Sie haben in dunkler Zeit ihr Leben riskiert für jüdische Mitbürger, die von den Nazis verfolgt wurden. Die Kölner Kaufmannsfamilie Salomon und Henriette Jacoby und ihre Tochter Hildegard Schott wurden Anfang 1942 in das Sammellager „Fort V“ in Müngersdorf eingewiesen, um von dort deportiert zu werden. Mit Hilfe der Familie Heinz und Josephine Odenthal gelang ihnen aber die Flucht nach Bonn, wo sie Unterschlupf fanden bei Sibylla Cronenberg, einer Verwandten der Odenthals. Die Flüchtlinge lebten dort unter falschem Namen, wurden weiterhin von den Odenthals mit Lebensmitteln und Lebensmittelkarten versorgt, selbst dann noch, als die Kölner Helfer ausgebombt wurden und nach Rolandseck ziehen mussten. Im Mai 1943 mieteten sich die Jacobys in der Argelanderstraße bei Katharina Bayerwaltes ein, die zunächst nicht wusste, dass sie „Illegale“ unter ihrem Dach beherbergte. Erst als Hildegard Schott im Dezember 1943 stürzte und einen Arzt brauchte, offenbarten sich die Flüchtlinge ihrer Vermieterin. Sie kümmerte sich fortan um die jüdische Familie, bewahrte das Geheimnis aber auch gegenüber ihrem Mann, der an der Ostfront im Feld stand.

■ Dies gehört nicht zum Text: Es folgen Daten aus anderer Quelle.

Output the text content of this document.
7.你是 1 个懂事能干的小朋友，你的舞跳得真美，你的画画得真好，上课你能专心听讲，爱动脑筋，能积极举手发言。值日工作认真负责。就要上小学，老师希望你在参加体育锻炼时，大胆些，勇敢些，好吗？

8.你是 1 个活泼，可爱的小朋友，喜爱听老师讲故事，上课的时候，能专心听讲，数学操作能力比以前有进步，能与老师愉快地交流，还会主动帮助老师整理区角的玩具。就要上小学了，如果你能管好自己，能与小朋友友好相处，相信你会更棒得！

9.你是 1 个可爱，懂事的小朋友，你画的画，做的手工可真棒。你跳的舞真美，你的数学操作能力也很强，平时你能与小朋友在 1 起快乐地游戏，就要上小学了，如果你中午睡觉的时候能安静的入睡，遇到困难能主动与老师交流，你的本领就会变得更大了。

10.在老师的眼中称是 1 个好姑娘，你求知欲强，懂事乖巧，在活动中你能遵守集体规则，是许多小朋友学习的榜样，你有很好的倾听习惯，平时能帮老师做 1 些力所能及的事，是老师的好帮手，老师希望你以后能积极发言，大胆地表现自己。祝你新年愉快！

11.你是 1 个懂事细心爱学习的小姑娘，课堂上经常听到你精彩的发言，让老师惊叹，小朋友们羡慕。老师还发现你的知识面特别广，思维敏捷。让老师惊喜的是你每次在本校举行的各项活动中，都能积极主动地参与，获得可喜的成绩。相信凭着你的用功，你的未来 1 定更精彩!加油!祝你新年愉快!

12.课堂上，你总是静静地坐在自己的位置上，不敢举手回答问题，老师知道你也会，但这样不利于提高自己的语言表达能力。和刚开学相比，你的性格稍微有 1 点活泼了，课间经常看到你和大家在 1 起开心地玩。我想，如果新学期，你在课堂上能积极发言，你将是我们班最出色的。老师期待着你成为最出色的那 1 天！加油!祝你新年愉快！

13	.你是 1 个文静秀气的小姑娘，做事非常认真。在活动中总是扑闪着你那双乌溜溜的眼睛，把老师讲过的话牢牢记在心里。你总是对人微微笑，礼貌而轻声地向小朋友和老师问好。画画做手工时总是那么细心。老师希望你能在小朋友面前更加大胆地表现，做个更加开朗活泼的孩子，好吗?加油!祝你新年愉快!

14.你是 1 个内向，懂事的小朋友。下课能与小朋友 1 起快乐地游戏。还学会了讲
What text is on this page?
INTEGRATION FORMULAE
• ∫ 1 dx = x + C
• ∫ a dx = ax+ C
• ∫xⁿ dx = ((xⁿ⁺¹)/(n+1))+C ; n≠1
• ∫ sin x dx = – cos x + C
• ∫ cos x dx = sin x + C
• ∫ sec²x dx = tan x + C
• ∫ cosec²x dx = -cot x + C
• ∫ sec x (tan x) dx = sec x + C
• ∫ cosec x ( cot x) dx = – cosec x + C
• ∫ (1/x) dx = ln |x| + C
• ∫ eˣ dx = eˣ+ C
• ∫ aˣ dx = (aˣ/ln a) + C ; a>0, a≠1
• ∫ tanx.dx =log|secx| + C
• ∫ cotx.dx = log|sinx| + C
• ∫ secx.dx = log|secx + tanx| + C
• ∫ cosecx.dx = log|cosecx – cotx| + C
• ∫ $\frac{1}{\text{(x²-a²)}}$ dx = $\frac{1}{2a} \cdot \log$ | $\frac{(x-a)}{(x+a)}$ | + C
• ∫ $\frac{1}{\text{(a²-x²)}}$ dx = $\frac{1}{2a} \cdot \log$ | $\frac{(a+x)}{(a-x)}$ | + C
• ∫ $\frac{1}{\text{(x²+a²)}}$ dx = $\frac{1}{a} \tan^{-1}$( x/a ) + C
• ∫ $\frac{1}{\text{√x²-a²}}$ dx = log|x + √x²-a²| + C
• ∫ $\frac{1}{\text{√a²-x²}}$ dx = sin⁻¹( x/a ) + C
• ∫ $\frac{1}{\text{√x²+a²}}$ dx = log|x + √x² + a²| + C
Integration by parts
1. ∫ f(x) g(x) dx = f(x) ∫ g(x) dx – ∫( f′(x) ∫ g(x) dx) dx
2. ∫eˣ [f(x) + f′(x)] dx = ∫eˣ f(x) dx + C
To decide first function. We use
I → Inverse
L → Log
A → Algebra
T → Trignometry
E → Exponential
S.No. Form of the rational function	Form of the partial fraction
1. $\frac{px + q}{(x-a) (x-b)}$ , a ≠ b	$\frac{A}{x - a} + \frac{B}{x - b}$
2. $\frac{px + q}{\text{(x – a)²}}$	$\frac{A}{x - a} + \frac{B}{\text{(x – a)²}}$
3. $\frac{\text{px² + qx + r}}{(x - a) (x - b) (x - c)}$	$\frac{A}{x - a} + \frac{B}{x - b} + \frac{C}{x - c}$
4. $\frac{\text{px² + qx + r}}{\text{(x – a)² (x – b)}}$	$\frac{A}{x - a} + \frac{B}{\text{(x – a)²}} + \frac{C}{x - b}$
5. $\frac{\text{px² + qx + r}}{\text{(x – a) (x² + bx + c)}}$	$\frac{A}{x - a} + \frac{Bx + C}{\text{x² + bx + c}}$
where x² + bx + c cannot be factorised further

Nach einem Bombenangriff auf Bonn Ende 1944 floh die junge Mutter mit ihrem Baby nach Oberfranken, kehrte aber im Februar 1945 aus Sorge um ihre Schützlinge zurück. Am 9. März 1945 besetzten alliierte Truppen die Stadt, für die Familie Jacoby / Schott war das Leben in der Illegalität zu Ende. Sie hielt auch nach dem Krieg Kontakt mit ihrer Retterin.

Zivilcourage bewiesen auch der Leipziger Lehrer Georg Jünemann und seine damals 29 Jahre alte Tochter Josephine Zauzich, die 1942 den politischen Aktivisten Walter Leopold, dessen Frau Hilde und ihre vierjährige Tochter Anneliese, die für den Transport nach Theresienstadt beziehungsweise Auschwitz bestimmt waren, monatelang bei sich aufnahmen. „Wir handelten aus christlichem Glauben, die Hilfe war eine Selbstverständlichkeit“, sagte Josephine Zauzich-Hünerfeld.

Die Namen der „Gerechten“ werden nun in Yad Vashem verewigt.